Vitamin D is viewed as a promising supplement by the medical, public health, and lay communities, potentially offering many health benefits. But enthusiasm for a new intervention too often gets far ahead of the evidence, as was the case with beta-carotene, selenium, folic acid, and vitamins C and E.
Despite the enthusiasm for vitamin D, there have been no large-scale primary prevention trials that have had either cardiovascular disease or cancer as a prespecified primary outcome. Previous randomized trials of vitamin D have focused primarily on osteoporosis, fracture, falls, and physical function. Although the investigators often reported their findings on vitamin D and cardiovascular disease or cancer, these outcomes were generally secondary or tertiary end points that were not prespecified. These studies should be viewed as hypothesis-generating rather than hypothesis-testing. The increasing prevalence of use of vitamin D supplements underscores the need for rigorous and conclusive evidence from randomized clinical trials that have cardiovascular disease and cancer as primary outcomes.
This article will explain the rationale for a large-scale, randomized clinical trial to evaluate the role of vitamin D in the prevention of cardiovascular disease and cancer. It will also describe the biological mechanisms and currently available evidence relating vitamin D to potential health benefits. Finally, the design, dosage considerations, and logistics of the Vitamin D and Omega-3 Trial (VITAL) will be presented.
EVIDENCE IS MOUNTING FOR VITAMIN D’S BIOLOGICAL IMPORTANCE
Vitamin D is undoubtedly important to health: not only is it produced endogenously, but at least 500 genes have been identified with vitamin D response elements. The vitamin D receptor is found in nearly all cells in the body, and the 1-alpha-hydroxylase enzyme is present in many tissues. Some studies suggest that almost 10% of the human genome may be at least partially regulated by vitamin D.
Although we know vitamin D is important, what our optimal intake and our blood level of 25-hydroxyvitamin D3 should be are key unknowns.
RECOMMENDATIONS FOR VITAMIN D INTAKE
During winter, late fall, and early spring, people who live above the 37th parallel (geographically, about one-half of the contiguous United States) do not get enough ultraviolet B energy from the sun to make all the vitamin D they need, even if they spend several hours outside every day. In addition, dark skin pigmentation serves as a sun block, as do sunscreens.
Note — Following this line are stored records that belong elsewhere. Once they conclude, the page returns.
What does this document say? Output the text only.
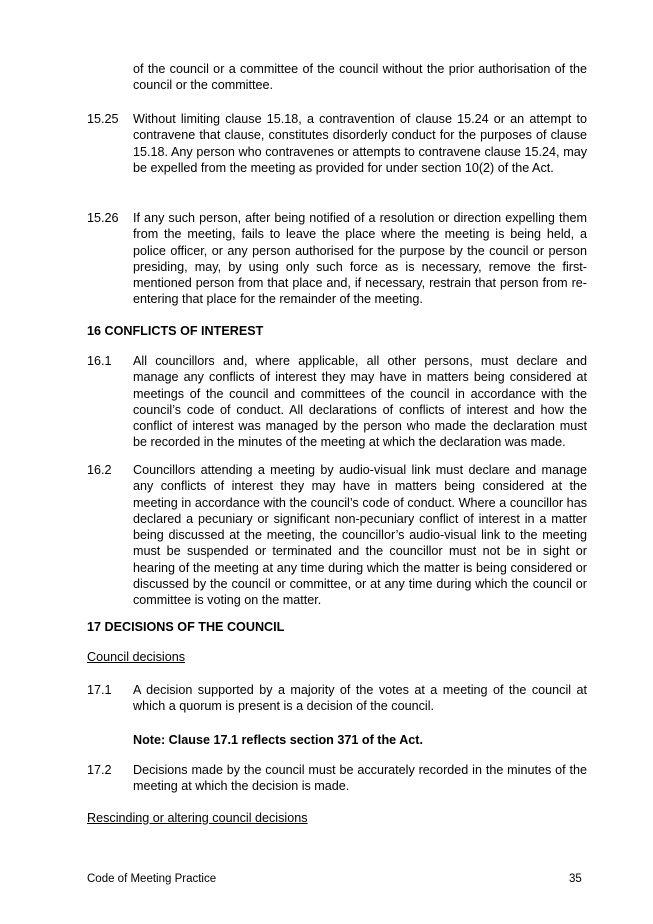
of the council or a committee of the council without the prior authorisation of the council or the committee.
15.25	Without limiting clause 15.18, a contravention of clause 15.24 or an attempt to contravene that clause, constitutes disorderly conduct for the purposes of clause 15.18. Any person who contravenes or attempts to contravene clause 15.24, may be expelled from the meeting as provided for under section 10(2) of the Act.
15.26	If any such person, after being notified of a resolution or direction expelling them from the meeting, fails to leave the place where the meeting is being held, a police officer, or any person authorised for the purpose by the council or person presiding, may, by using only such force as is necessary, remove the first-mentioned person from that place and, if necessary, restrain that person from re-entering that place for the remainder of the meeting.
16 CONFLICTS OF INTEREST
16.1	All councillors and, where applicable, all other persons, must declare and manage any conflicts of interest they may have in matters being considered at meetings of the council and committees of the council in accordance with the council’s code of conduct. All declarations of conflicts of interest and how the conflict of interest was managed by the person who made the declaration must be recorded in the minutes of the meeting at which the declaration was made.
16.2	Councillors attending a meeting by audio-visual link must declare and manage any conflicts of interest they may have in matters being considered at the meeting in accordance with the council’s code of conduct. Where a councillor has declared a pecuniary or significant non-pecuniary conflict of interest in a matter being discussed at the meeting, the councillor’s audio-visual link to the meeting must be suspended or terminated and the councillor must not be in sight or hearing of the meeting at any time during which the matter is being considered or discussed by the council or committee, or at any time during which the council or committee is voting on the matter.
17 DECISIONS OF THE COUNCIL
Council decisions
17.1	A decision supported by a majority of the votes at a meeting of the council at which a quorum is present is a decision of the council.
Note: Clause 17.1 reflects section 371 of the Act.
17.2	Decisions made by the council must be accurately recorded in the minutes of the meeting at which the decision is made.
Rescinding or altering council decisions
Code of Meeting Practice	35
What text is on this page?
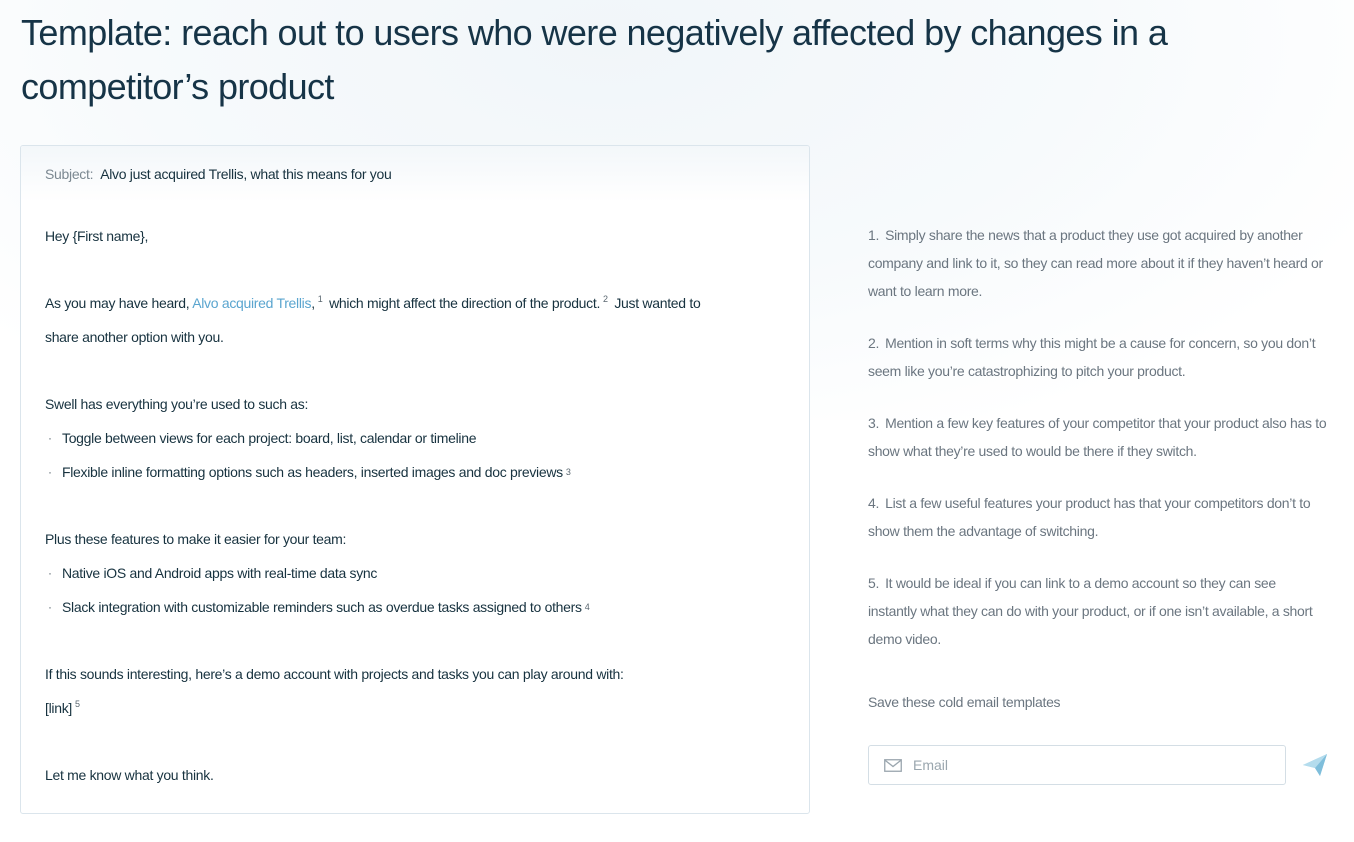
Template: reach out to users who were negatively affected by changes in a competitor’s product
Subject: Alvo just acquired Trellis, what this means for you

Hey {First name},

As you may have heard, Alvo acquired Trellis, $^1$ which might affect the direction of the product. $^2$ Just wanted to

share another option with you.

Swell has everything you’re used to such as:

· Toggle between views for each project: board, list, calendar or timeline
· Flexible inline formatting options such as headers, inserted images and doc previews 3

Plus these features to make it easier for your team:

· Native iOS and Android apps with real-time data sync
· Slack integration with customizable reminders such as overdue tasks assigned to others 4

If this sounds interesting, here’s a demo account with projects and tasks you can play around with:

[link] $^5$

Let me know what you think.

1. Simply share the news that a product they use got acquired by another company and link to it, so they can read more about it if they haven’t heard or want to learn more.

2. Mention in soft terms why this might be a cause for concern, so you don’t seem like you’re catastrophizing to pitch your product.

3. Mention a few key features of your competitor that your product also has to show what they’re used to would be there if they switch.

4. List a few useful features your product has that your competitors don’t to show them the advantage of switching.

5. It would be ideal if you can link to a demo account so they can see instantly what they can do with your product, or if one isn’t available, a short demo video.

Save these cold email templates
Email
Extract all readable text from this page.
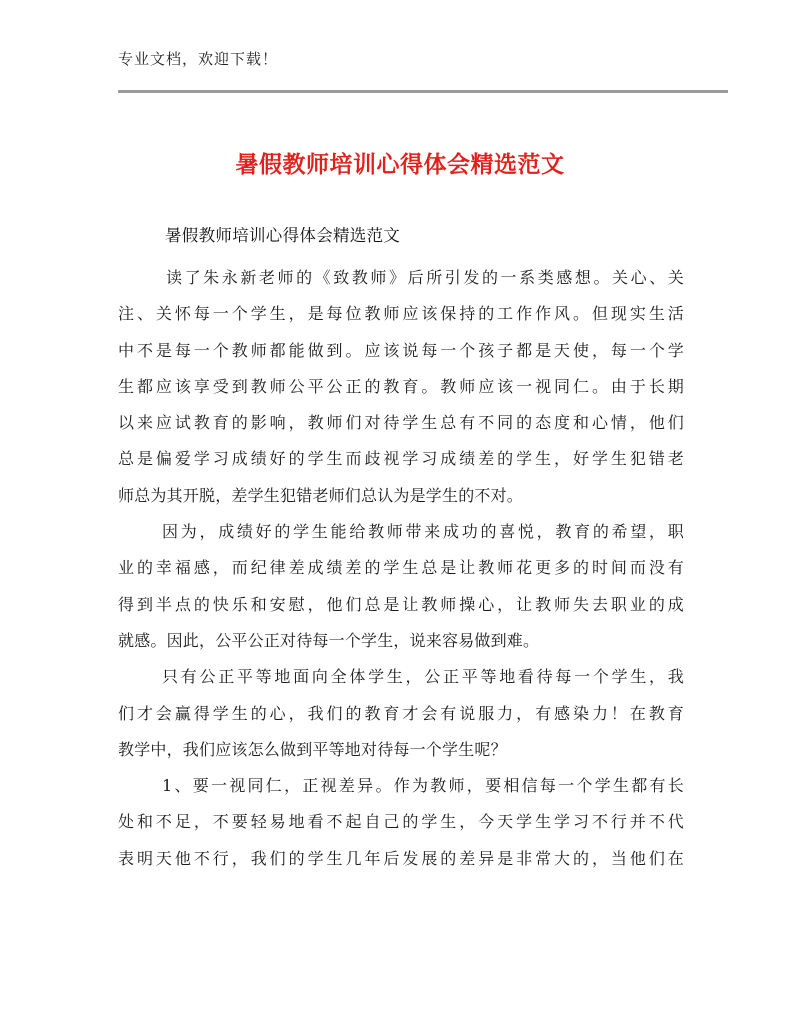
专业文档，欢迎下载！
暑假教师培训心得体会精选范文
暑假教师培训心得体会精选范文
读了朱永新老师的《致教师》后所引发的一系类感想。关心、关
注、关怀每一个学生，是每位教师应该保持的工作作风。但现实生活
中不是每一个教师都能做到。应该说每一个孩子都是天使，每一个学
生都应该享受到教师公平公正的教育。教师应该一视同仁。由于长期
以来应试教育的影响，教师们对待学生总有不同的态度和心情，他们
总是偏爱学习成绩好的学生而歧视学习成绩差的学生，好学生犯错老
师总为其开脱，差学生犯错老师们总认为是学生的不对。
因为，成绩好的学生能给教师带来成功的喜悦，教育的希望，职
业的幸福感，而纪律差成绩差的学生总是让教师花更多的时间而没有
得到半点的快乐和安慰，他们总是让教师操心，让教师失去职业的成
就感。因此，公平公正对待每一个学生，说来容易做到难。
只有公正平等地面向全体学生，公正平等地看待每一个学生，我
们才会赢得学生的心，我们的教育才会有说服力，有感染力！在教育
教学中，我们应该怎么做到平等地对待每一个学生呢？
1、要一视同仁，正视差异。作为教师，要相信每一个学生都有长
处和不足，不要轻易地看不起自己的学生，今天学生学习不行并不代
表明天他不行，我们的学生几年后发展的差异是非常大的，当他们在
The Institute of Medicine (IOM) provided guidelines for vitamin D intake in 1997 and, most recently, in 2010. However, these guidelines are based on the amount of vitamin D required for bone health and do not address the amount that may be of benefit for prevention of cancer and cardiovascular disease. The latter outcomes are not addressed because the IOM committee believed that evidence was insufficient to determine the role of vitamin D in the prevention of cardiovascular disease, cancer, and other chronic diseases. Thus, current IOM guidelines, which generally recommend less than 1,000 IU of vitamin D daily, are relevant to bone health but not necessarily to other health outcomes. More research is needed to understand whether the guidelines should be modified for the prevention of other chronic diseases.
Moreover, whether or not everyone should be screened for 25-hydroxyvitamin D3 blood levels is controversial. Most experts agree that a level less than 20 ng/mL is deficient or insufficient. Conversely, potentially harmful are levels 150 ng/mL or more (> 375 nmol/L), which entail the risk of hypercalcemia, vascular soft tissue calcification, and hyperphosphatemia.
People do not reach toxic levels with ultraviolet light exposure because the amount of 25-hydroxyvitamin D3 synthesis is well regulated. Dietary supplements, however, can bring about toxic levels, and patients taking high doses need to be monitored carefully. The level that should be considered optimal is controversial and requires further study.